Chris Hughton, Tony Galvin

"Chrissie was a kid here when I came in, about 18, 19. He used to work as a lift engineer. He was such a good player that nobody noticed how easy it was for him to come into the side and become one of our great players. He also had Tony Galvin in front of him. I was at Scunthorpe as a player, my last club and I had a mate who was on the board and he’d heard of this fantastic player Tony Galvin who was at Goole Town. He made me aware of him and suggested I went to have a look at him. I said to Bill Nicholson, my chief scout, to go and have a look at him. Bill came back and said ‘sign him.’ For the money we paid, he would have to be the best. He went on to play for Republic of Ireland, a great player, such an engine. You talk about Chrissie, but I believe Tony helped make Chrissie become the player he was."

Paul Miller

"Maxy was one of those lads who was just a kid when I first came into the club. He was a bit head strong and I wanted him to know what life was about. So when he was about 17, I sent him to Norway (Skeid Oslo) one summer. I wanted him to go there with no-one with him and he played all summer. I made a good decision, because when he came into the team he had confidence after doing that and the bigger the game, the better he played. I bought Gary Stevens from Brighton as well and he played for England, but at full-back or in midfield. I bought him as a centre-half, but he couldn’t push Maxy out of the team, he played that well."

Mark Falco

"Mark was a kid who came through the system. At the same time, we had another kid who went on to play for Chelsea – Kerry Dixon. At the time, I had to make a decision, I only wanted one of the two, so I picked Mark instead of Kerry Dixon. He went on to be quite a player for Chelsea, but I didn’t think he was as good as Mark. If you are looking at a finisher, he was one of the best I’ve seen. He hit the target most of the time and had a great shot. He was a terrific player."

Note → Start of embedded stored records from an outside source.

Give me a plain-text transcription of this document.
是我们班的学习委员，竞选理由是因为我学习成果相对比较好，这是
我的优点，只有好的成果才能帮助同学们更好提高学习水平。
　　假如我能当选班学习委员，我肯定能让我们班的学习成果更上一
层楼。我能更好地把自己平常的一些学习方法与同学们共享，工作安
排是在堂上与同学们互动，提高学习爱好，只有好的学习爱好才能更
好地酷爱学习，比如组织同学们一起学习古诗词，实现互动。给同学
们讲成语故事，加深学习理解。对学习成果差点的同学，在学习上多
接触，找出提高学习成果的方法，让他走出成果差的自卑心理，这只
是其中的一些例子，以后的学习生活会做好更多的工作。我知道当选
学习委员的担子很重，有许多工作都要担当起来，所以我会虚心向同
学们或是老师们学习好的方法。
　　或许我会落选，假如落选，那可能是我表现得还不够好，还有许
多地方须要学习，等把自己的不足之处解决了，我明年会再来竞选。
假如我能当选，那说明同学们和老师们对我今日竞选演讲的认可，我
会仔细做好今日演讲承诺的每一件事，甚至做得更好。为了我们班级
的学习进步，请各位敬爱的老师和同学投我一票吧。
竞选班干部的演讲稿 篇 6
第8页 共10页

Steve Archibald, Garth Crooks

"In their first full season together, I think they scored 48 goals between them. We worked hard with the pair of them from the team point of view, individually and as a pair. They saw things together, knew exactly what the other was doing. I was really pleased with that partnership. They were such good players. Steve went on to Barcelona and did really well there as well."

Micky Hazard

"Micky was a tremendous player and when we played in the UEFA Cup Final, he was our best player."

Graham Roberts

"He started at Southampton, went to Weymouth and I picked him up from there. Bill Nicholson went to see him and said ‘he’s a good player, this kid’ but the next thing I read in the paper was that he was on his way to West Brom. I managed to get hold of him and said ‘forget West Brom, you are coming to Spurs.’  He came to see me, we chatted and he signed for us. To be fair, him and Maxy together, they did really well for us. He played for England as well. If you look at his statistics, he scored a lot of important goals for us, including in the UEFA Cup Final. How much did I pay for him? £35,000!"

Ray Clemence

"Ray played with me at Scunthorpe, not many people know that. He always says that I made him because he had so much to do with me playing centre-half! I was acting manager when he went from Scunthorpe to Liverpool. He was a tremendous goalkeeper and not just a goalkeeper, but the fifth defender. He read the game so well, he’d often clear up just outside the area."

Gary Mabbutt

"He was playing for Bristol Rovers. I wasn’t sure if he was a fantastic player, but I knew he was a dogged player, all heart and a great character. But he became much more than that, a really top captain, a leader."

And finally...

Bill Nicholson

"A lot of people said I was making a big mistake when I brought him back into the club. They told me he’d been such a big manager here and asked ‘can you handle that?’ I said ‘I think I can’ and we got on like a house on fire, no problems at all. He’d gone off to West Ham, but I spoke to him and said ‘come on Bill, come back with me as Chief Scout.’ He was delighted. Tottenham Hotspur was his life. He didn’t normally get it wrong on the player. We would always meet, maybe once, maybe two or three times a week, sit down at White Hart Lane and talk football. That was fantastic for me. Who could you talk to with more experience than Bill Nicholson?"